What are the features of home loans for expats from Westpac?

If you’re an Australian citizen living and working abroad, you can borrow to buy a property in Australia. With a Westpac non-resident home loan, you can borrow up to 80 per cent of the property value to purchase a property whilst living overseas. The minimum loan amount for these loans is $25,000, with a maximum loan term of 30 years.

The interest rates and other fees for Westpac non-resident home loans are the same as regular home loans offered to borrowers living in Australia. You’ll have to submit proof of income, six-month bank statements, an employment letter, and your last two payslips. You may also be required to submit a copy of your passport and visa that shows you’re allowed to live and work abroad.

When does Commonwealth Bank charge an early exit fee?

When you take out a fixed interest home loan with the Commonwealth Bank, you’re able to lock the interest for a particular period. If the rates change during this period, your repayments remain unchanged. If you break the loan during the fixed interest period, you’ll have to pay the Commonwealth Bank home loan early exit fee and an administrative fee.

The Early Repayment Adjustment (ERA) and Administrative fees are applicable in the following instances:

  • If you switch your loan from fixed interest to variable rate
  • When you apply for a top-up home loan
  • If you repay over and above the annual threshold limit, which is $10,000 per year during the fixed interest period
  • When you prepay the entire outstanding loan balance before the end of the fixed interest duration.

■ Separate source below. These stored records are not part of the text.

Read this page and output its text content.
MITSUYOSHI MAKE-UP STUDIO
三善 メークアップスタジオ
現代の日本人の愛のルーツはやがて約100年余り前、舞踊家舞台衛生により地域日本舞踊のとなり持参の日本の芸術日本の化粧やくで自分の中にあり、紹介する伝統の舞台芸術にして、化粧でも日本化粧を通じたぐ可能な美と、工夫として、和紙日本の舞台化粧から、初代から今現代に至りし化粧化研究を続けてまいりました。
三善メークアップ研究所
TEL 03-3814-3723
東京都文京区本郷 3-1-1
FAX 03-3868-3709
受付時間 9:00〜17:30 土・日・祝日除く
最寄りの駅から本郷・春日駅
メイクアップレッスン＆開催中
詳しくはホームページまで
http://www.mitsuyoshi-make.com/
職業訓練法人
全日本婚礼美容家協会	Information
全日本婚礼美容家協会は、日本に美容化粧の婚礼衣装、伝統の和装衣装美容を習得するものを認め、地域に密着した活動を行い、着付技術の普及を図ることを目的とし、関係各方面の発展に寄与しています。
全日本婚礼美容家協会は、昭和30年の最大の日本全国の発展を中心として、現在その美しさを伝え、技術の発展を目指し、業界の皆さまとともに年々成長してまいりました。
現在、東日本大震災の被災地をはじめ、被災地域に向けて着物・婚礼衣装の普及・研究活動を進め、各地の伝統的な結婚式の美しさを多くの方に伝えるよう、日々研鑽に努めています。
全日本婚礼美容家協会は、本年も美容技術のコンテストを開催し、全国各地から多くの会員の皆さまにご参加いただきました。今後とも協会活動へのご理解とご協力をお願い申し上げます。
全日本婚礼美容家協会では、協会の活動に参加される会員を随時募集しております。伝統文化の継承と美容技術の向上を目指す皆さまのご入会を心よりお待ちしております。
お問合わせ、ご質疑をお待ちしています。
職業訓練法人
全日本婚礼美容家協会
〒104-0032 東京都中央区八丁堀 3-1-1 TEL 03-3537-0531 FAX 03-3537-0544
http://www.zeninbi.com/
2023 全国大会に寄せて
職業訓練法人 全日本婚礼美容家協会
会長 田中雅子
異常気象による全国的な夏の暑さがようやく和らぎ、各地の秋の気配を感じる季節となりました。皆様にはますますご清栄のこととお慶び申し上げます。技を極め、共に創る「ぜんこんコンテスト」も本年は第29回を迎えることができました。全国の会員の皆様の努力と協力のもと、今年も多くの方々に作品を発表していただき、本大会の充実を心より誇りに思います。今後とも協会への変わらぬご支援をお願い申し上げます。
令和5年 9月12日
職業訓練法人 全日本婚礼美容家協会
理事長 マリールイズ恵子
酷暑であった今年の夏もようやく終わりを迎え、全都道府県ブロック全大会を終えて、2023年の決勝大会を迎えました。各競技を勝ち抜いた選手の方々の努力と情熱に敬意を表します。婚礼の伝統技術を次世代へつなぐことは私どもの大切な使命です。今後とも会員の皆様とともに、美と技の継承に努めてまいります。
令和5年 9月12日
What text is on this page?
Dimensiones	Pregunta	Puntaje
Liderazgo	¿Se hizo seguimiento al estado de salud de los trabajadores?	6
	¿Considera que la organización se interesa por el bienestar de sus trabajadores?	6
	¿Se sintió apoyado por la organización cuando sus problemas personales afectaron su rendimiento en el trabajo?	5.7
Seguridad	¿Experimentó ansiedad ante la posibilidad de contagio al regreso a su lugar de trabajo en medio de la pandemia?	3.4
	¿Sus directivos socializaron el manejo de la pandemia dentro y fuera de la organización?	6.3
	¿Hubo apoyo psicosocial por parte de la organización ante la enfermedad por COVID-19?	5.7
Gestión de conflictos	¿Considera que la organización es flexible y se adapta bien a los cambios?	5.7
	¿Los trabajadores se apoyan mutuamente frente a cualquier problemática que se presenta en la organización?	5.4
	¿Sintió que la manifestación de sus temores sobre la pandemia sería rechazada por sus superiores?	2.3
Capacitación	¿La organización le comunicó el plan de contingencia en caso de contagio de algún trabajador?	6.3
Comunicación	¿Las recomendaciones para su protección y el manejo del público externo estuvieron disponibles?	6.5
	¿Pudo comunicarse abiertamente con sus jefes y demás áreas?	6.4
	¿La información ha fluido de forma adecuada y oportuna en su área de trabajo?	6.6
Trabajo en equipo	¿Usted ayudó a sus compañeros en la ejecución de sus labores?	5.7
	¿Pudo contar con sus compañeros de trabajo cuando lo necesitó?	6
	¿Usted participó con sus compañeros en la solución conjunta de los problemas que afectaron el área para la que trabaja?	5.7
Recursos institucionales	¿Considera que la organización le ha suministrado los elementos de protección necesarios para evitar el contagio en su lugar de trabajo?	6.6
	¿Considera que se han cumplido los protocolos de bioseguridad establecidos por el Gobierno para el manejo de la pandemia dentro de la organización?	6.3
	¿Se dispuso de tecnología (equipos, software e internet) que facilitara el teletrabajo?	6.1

The fee calculation depends on the interest rates, the amount you’ve repaid and the loan size. You can contact the lender to understand more about what you may have to pay. 

Why was Real Time Ratings developed?

Real Time RatingsTM was developed to save people time and money. A home loan is one of the biggest financial decisions you will ever make – and one of the most complicated. Real Time RatingsTM is designed to help you find the right loan. Until now, there has been no place borrowers can benchmark the latest rates and offers when they hit the market. Rates change all the time now and new offers hit the market almost daily, we saw the need for a way to compare these new deals against the rest of the market and make a more informed decision.

What are the different types of home loan interest rates?

A home loan interest rate is used to calculate how much you’ll pay the lender, usually annually, above the amount you borrow. It’s what the lenders charge you for them lending you money and will impact the total amount you’ll pay over the life of your home loan. 

Having understood what are home loan rates in general, here are the two types you usually have with a home loan:

Fixed rates

These interest rates remain constant for a specific period and are a good option if you’re a first-time buyer or if you’re looking for a fixed monthly repayment. One possible downside of a fixed rate is that it may be higher than a variable rate. Also, you don’t benefit from any lowering of interest rates in the market. On the flip side, if rates go up, your rate won’t change, possibly saving you money.

Variable rates

With variable interest rates, the lender can change them at any time. This change can be based on economic conditions or other reasons. Changes in interest rates could be beneficial if your monthly repayment decreases but can be a problem if it increases. Variable interest rates offer several other benefits often not available with fixed rate home loans like redraw and offset facilities and free extra repayments.